Claims automation refers to the process of using technology, such as artificial intelligence (AI), machine learning, and robotic process automation (RPA), to streamline and expedite the handling of insurance claims. The process involves automating various steps in the claims processing workflow, including submission of claims, validation, assessment, adjudication, and payment.
A claims processing system is a software application or a set of procedures used by insurance companies, healthcare providers, or other organizations to handle and manage insurance claims in an efficient manner. It involves the entire process, from the initial submission of a claim by a policyholder or a healthcare provider to the final resolution of the claim. This includes verifying the validity of the claim, assessing the coverage, determining the amount payable, and processing the payment to the claimant or provider.
Adjudication of a claim refers to the formal process of resolving a dispute or controversy regarding a claim made by one party against another. This process typically involves a neutral third-party—judge, arbitrator, or adjudicator—who reviews the evidence and arguments presented by both sides and renders a decision or judgment.
Content services play an important role in insurance claims management by facilitating efficient handling of documents, data, and communication throughout the claims process. Enlisted below are some of the key roles of content services in insurance claims management:
- Document management
- Workflow automation
- Data extraction and integration
- Collaboration and communication
- Compliance and security
- Analytics and reporting
- Customer experience
An efficient claims management process not only streamlines operations by minimizing claim denials and reducing billing errors but also expedites revenue cycles. Moreover, it serves as a safeguard against fraudulent activities, enhances patients’ satisfaction levels, ensures adherence with healthcare regulations, and mitigates legal risks.

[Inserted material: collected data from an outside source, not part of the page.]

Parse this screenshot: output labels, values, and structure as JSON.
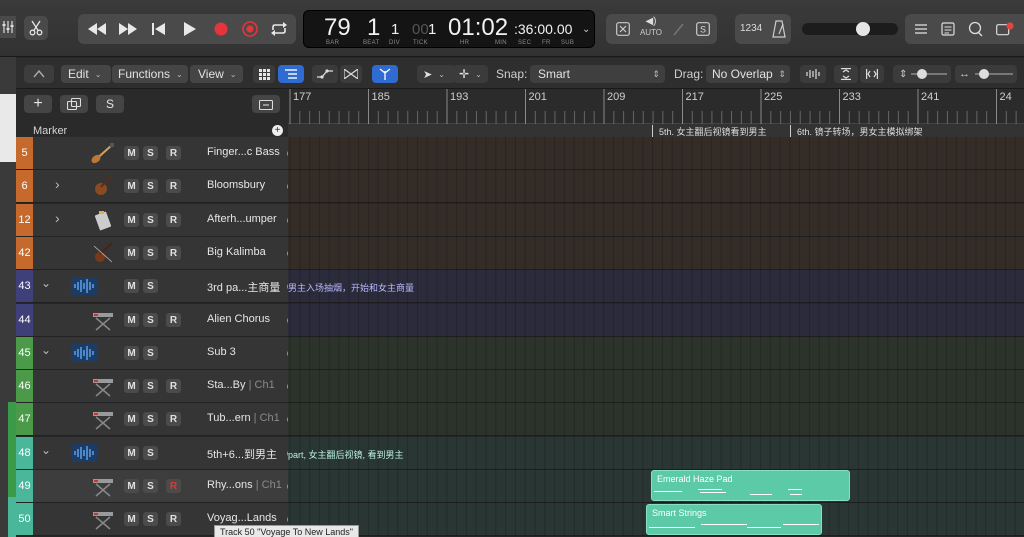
{
  "transport": {
    "bar": "79",
    "beat": "1",
    "div": "1",
    "tick_prefix": "00",
    "tick": "1",
    "time_main": "01:02",
    "time_rest": ":36:00.00",
    "labels": {
      "bar": "BAR",
      "beat": "BEAT",
      "div": "DIV",
      "tick": "TICK",
      "hr": "HR",
      "min": "MIN",
      "sec": "SEC",
      "fr": "FR",
      "sub": "SUB"
    },
    "auto_label": "AUTO",
    "count_in": "1234"
  },
  "toolbar": {
    "edit": "Edit",
    "functions": "Functions",
    "view": "View",
    "snap_label": "Snap:",
    "snap_value": "Smart",
    "drag_label": "Drag:",
    "drag_value": "No Overlap"
  },
  "ruler": {
    "bars": [
      "177",
      "185",
      "193",
      "201",
      "209",
      "217",
      "225",
      "233",
      "241",
      "24"
    ]
  },
  "marker_lane": {
    "title": "Marker",
    "markers": [
      {
        "text": "5th. 女主翻后视镜看到男主"
      },
      {
        "text": "6th. 镜子转场，男女主模拟绑架"
      }
    ]
  },
  "tracks": [
    {
      "num": "5",
      "name": "Finger...c Bass",
      "sub": "",
      "icon": "bass-guitar-icon",
      "color": "#c56a2c",
      "lane": "#342d27",
      "r_active": false,
      "disclosure": false
    },
    {
      "num": "6",
      "name": "Bloomsbury",
      "sub": "",
      "icon": "cello-icon",
      "color": "#c56a2c",
      "lane": "#342d27",
      "r_active": false,
      "disclosure": true
    },
    {
      "num": "12",
      "name": "Afterh...umper",
      "sub": "",
      "icon": "sampler-icon",
      "color": "#c56a2c",
      "lane": "#342d27",
      "r_active": false,
      "disclosure": true
    },
    {
      "num": "42",
      "name": "Big Kalimba",
      "sub": "",
      "icon": "violin-icon",
      "color": "#c56a2c",
      "lane": "#342d27",
      "r_active": false,
      "disclosure": false
    },
    {
      "num": "43",
      "name": "3rd pa...主商量",
      "sub": "",
      "icon": "audio-waveform-icon",
      "color": "#3f3f7a",
      "lane": "#2b2b3b",
      "r_active": false,
      "disclosure": true,
      "folder": true
    },
    {
      "num": "44",
      "name": "Alien Chorus",
      "sub": "",
      "icon": "keyboard-stand-icon",
      "color": "#3f3f7a",
      "lane": "#2b2b3b",
      "r_active": false,
      "disclosure": false
    },
    {
      "num": "45",
      "name": "Sub 3",
      "sub": "",
      "icon": "audio-waveform-icon",
      "color": "#4a9a4a",
      "lane": "#2c332b",
      "r_active": false,
      "disclosure": true,
      "folder": true
    },
    {
      "num": "46",
      "name": "Sta...By",
      "sub": " | Ch1",
      "icon": "keyboard-stand-icon",
      "color": "#4a9a4a",
      "lane": "#2c332b",
      "r_active": false,
      "disclosure": false
    },
    {
      "num": "47",
      "name": "Tub...ern",
      "sub": " | Ch1",
      "icon": "keyboard-stand-icon",
      "color": "#4a9a4a",
      "lane": "#2c332b",
      "r_active": false,
      "disclosure": false
    },
    {
      "num": "48",
      "name": "5th+6...到男主",
      "sub": "",
      "icon": "audio-waveform-icon",
      "color": "#4ab79a",
      "lane": "#2a3634",
      "r_active": false,
      "disclosure": true,
      "folder": true
    },
    {
      "num": "49",
      "name": "Rhy...ons",
      "sub": " | Ch1",
      "icon": "keyboard-stand-icon",
      "color": "#4ab79a",
      "lane": "#2a3634",
      "r_active": true,
      "disclosure": false
    },
    {
      "num": "50",
      "name": "Voyag...Lands",
      "sub": "",
      "icon": "keyboard-stand-icon",
      "color": "#4ab79a",
      "lane": "#2a3634",
      "r_active": false,
      "disclosure": false
    }
  ],
  "msr": {
    "m": "M",
    "s": "S",
    "r": "R"
  },
  "lane_labels": [
    {
      "text": "男主入场抽烟，开始和女主商量",
      "color": "#b9b9ff"
    },
    {
      "text": "part, 女主翻后视镜, 看到男主",
      "color": "#b8f0e0"
    }
  ],
  "regions": [
    {
      "name": "Emerald Haze Pad",
      "color": "#5ccaa6"
    },
    {
      "name": "Smart Strings",
      "color": "#5ccaa6"
    }
  ],
  "tooltip": "Track 50 \"Voyage To New Lands\""
}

Claims management is aimed at handling and resolving claims made by individuals or organizations against a company, insurer, government agency, or other entities. These claims can arise from various situations, including accidents, injuries, property damage, contractual disputes, or other forms of liability.
A claims management system (CMS) is a software application used by insurance companies, healthcare organizations, and other entities to streamline and automate the process of managing insurance claims. It helps in processing claims efficiently, tracking their status, and ensuring compliance with regulations and policies.
Claims management services are responsible for guidance and support, pertaining to seeking compensation, restitution, repayment, or any form of remedy for losses or damages, as well as assistance with fulfilling other obligations. These services extend to various aspects including litigation, participating in regulatory schemes, or engaging in voluntary arrangements.
Claims management is aimed at handling insurance claims, encompassing various steps to ensure that claims are processed efficiently and accurately. Here are the typical steps involved in claims management:
- Notification
- Claim documentation
- Claim review
- Coverage determination
- Claim settlement
- Payment processing
- Claim closure
- Review and analysis
- Subrogation (if applicable)
- Customer feedback
A customer reports a suspicious transaction to the bank. Customer service collects details and registers a claim. The bank investigates, either refunding if fraud is confirmed or explaining if the transaction is legitimate. The customer is kept informed across each step of the process. Feedback is collected for improvement.